At the end of the interview he left. It was snowing outside. He didn't arrest me or take me with him, but I knew that he would be back for me and we both knew that I wouldn't try to run or hide. I would
just be waiting with the same eerie sense of calm that I had felt ever since we'd started our conversation.
It was that sense of zen that you get after finding out you didn't get your dream job or you failed a test after days or weeks of anxiety over the results during which there was nothing you could do to change the outcome yet you agonized anyway - the negative outcome was welcome simply because it put an end to the nagging, pointless worry. Incarceration was something measurable and comprehensible and I felt that it would be far easier for me to handle than a great suffocating void of uncertainty.

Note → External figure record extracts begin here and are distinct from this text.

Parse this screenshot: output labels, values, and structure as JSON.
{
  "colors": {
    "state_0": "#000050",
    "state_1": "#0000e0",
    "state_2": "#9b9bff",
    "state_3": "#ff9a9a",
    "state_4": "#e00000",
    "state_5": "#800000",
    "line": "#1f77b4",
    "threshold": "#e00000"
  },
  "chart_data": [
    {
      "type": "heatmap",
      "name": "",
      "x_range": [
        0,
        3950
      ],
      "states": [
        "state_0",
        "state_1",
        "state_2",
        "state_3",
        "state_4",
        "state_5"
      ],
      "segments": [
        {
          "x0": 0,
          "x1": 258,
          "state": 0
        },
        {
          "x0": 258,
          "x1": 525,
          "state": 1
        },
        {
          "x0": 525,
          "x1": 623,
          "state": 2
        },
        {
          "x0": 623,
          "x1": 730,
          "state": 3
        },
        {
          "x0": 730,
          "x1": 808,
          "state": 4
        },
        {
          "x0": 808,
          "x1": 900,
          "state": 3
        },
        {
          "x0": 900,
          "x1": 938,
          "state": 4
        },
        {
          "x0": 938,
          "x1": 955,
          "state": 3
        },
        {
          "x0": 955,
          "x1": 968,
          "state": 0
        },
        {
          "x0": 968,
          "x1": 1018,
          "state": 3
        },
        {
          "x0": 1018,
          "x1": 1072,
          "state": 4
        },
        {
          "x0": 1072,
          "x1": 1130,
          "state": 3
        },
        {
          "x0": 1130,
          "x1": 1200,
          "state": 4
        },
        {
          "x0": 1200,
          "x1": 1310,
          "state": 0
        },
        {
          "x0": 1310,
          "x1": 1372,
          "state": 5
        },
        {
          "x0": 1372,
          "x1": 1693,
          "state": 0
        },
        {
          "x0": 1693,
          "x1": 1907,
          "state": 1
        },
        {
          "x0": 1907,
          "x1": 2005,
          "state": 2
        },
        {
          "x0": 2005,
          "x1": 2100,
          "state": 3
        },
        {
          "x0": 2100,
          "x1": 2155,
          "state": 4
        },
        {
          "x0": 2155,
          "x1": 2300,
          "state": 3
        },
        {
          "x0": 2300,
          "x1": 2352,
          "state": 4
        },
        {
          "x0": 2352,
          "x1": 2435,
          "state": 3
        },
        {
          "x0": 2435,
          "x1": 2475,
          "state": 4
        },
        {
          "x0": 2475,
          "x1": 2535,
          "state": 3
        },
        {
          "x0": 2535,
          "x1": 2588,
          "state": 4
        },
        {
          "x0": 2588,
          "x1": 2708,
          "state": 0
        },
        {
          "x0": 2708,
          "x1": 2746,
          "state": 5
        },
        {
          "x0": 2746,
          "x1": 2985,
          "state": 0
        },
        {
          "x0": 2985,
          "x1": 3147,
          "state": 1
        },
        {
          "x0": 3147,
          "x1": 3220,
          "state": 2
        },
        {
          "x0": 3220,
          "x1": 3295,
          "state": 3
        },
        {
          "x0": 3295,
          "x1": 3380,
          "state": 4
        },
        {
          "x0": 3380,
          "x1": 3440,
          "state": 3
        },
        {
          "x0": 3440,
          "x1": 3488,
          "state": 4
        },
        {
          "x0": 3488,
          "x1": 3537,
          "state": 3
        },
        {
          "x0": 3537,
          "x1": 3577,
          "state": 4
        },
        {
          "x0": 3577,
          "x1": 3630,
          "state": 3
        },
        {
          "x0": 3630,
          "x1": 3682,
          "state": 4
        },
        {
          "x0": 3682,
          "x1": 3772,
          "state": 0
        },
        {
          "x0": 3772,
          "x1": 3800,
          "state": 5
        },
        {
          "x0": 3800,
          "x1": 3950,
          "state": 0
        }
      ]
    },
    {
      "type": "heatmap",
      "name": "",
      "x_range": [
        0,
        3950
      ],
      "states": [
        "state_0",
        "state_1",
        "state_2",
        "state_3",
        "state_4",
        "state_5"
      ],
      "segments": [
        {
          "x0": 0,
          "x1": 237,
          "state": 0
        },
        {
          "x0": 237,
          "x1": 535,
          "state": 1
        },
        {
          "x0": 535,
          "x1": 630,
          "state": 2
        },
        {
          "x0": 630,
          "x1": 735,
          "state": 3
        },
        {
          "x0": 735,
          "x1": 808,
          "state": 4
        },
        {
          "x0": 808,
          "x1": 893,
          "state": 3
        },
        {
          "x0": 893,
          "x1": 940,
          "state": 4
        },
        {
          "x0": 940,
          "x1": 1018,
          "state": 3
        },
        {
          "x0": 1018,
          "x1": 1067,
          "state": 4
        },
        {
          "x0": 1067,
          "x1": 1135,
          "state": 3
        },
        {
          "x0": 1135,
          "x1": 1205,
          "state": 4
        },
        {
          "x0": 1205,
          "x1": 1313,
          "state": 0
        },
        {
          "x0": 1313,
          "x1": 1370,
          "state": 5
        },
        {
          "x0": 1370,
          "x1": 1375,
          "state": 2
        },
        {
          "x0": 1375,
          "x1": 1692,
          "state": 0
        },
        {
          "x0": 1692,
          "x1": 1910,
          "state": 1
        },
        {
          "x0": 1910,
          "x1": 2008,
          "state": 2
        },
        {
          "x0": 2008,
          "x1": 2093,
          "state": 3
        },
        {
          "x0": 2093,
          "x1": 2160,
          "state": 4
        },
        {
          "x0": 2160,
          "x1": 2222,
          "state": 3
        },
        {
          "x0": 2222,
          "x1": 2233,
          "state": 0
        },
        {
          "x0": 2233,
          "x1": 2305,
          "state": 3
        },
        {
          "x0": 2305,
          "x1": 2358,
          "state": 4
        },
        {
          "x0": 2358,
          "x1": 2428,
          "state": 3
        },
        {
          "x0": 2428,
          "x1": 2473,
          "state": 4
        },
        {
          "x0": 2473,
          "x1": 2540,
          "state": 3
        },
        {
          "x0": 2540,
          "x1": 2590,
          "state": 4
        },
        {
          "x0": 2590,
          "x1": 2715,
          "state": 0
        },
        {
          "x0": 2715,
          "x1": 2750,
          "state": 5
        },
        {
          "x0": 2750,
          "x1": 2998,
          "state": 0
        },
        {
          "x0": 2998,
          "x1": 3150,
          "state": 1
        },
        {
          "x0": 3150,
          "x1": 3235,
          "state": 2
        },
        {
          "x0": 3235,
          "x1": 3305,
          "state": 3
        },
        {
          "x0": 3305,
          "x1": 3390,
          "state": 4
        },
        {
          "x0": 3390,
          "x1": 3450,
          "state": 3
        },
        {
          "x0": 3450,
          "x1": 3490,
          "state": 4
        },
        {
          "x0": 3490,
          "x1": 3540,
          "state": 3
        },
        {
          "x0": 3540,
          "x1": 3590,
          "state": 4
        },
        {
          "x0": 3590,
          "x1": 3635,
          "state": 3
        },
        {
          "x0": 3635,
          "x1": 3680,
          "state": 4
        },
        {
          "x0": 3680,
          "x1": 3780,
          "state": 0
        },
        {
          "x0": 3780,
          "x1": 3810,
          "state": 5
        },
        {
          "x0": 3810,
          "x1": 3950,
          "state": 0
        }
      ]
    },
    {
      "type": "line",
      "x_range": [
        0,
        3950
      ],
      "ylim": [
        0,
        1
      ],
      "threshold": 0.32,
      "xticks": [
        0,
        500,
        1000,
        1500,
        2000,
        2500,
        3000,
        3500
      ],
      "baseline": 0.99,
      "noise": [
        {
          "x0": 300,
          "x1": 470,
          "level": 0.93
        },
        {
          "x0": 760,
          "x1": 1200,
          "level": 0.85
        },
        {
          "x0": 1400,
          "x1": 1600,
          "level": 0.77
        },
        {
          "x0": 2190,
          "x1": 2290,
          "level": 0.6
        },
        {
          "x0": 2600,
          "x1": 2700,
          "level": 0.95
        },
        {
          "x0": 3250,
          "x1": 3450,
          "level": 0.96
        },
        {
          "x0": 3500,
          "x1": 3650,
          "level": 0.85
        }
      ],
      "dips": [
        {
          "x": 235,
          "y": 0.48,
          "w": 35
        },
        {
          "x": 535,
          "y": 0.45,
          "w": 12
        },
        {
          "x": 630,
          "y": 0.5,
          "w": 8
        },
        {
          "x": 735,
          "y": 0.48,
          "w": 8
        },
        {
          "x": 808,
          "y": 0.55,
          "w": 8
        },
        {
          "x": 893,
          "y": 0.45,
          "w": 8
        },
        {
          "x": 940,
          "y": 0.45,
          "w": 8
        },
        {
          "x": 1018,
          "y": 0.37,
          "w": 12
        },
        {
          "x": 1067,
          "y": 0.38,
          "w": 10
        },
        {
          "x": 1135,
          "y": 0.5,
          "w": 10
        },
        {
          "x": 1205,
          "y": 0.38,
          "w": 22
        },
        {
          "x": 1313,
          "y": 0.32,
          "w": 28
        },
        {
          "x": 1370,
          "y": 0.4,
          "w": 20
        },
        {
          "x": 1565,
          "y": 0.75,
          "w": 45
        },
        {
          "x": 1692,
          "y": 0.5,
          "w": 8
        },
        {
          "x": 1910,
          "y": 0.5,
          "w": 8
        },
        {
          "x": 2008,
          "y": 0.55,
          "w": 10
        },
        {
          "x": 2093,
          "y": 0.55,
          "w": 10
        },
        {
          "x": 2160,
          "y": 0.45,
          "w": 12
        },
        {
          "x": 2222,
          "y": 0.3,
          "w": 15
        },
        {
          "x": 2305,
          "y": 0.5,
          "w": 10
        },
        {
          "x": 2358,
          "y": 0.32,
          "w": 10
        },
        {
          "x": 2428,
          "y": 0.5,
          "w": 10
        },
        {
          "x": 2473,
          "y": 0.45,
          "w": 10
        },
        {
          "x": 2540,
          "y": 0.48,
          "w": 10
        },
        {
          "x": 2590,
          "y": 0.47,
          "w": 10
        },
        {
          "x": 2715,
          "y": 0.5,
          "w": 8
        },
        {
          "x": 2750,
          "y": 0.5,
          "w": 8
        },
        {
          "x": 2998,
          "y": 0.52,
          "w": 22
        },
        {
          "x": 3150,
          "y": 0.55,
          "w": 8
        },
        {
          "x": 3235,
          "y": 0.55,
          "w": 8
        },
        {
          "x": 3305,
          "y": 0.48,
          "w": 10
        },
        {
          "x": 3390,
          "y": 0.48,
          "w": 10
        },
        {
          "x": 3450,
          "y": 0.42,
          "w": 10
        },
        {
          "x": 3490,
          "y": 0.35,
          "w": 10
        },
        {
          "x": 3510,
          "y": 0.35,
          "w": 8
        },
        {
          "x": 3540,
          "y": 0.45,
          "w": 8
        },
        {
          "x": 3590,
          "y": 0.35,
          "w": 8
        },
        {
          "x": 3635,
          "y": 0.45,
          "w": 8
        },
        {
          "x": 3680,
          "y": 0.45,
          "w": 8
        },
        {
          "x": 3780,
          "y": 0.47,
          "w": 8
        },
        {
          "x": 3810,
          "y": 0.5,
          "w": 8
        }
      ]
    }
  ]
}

It was all rather Dostoyevsky-esque.** The bushy haired/bearded investigator may even have been wearing a fur hat as he left.
There was a confusing and semi-gruesome jumble of dream-bits after that which started in a creepy bath-house and were absolutely unrelated to the mostly-coherent dream I recounted above, so I won't just spew out fragmented images and internal monologue and emotion willy-nilly because that would be dangerously Dostoyevsky-esque.
So that is, essentially, the end.
*It was as horribly unsanitary as it sounds and was also one of the more impressive things that my geometry teacher failed to notice happening in his own classroom. It may also have been that he failed to care. I went to public school.
**I can say that with confidence because one of my proudest accomplishments in high school was legitimately reading Crime & Punishment cover-to-cover in AP Lit class. The same cannot be said for Wuthering Heights.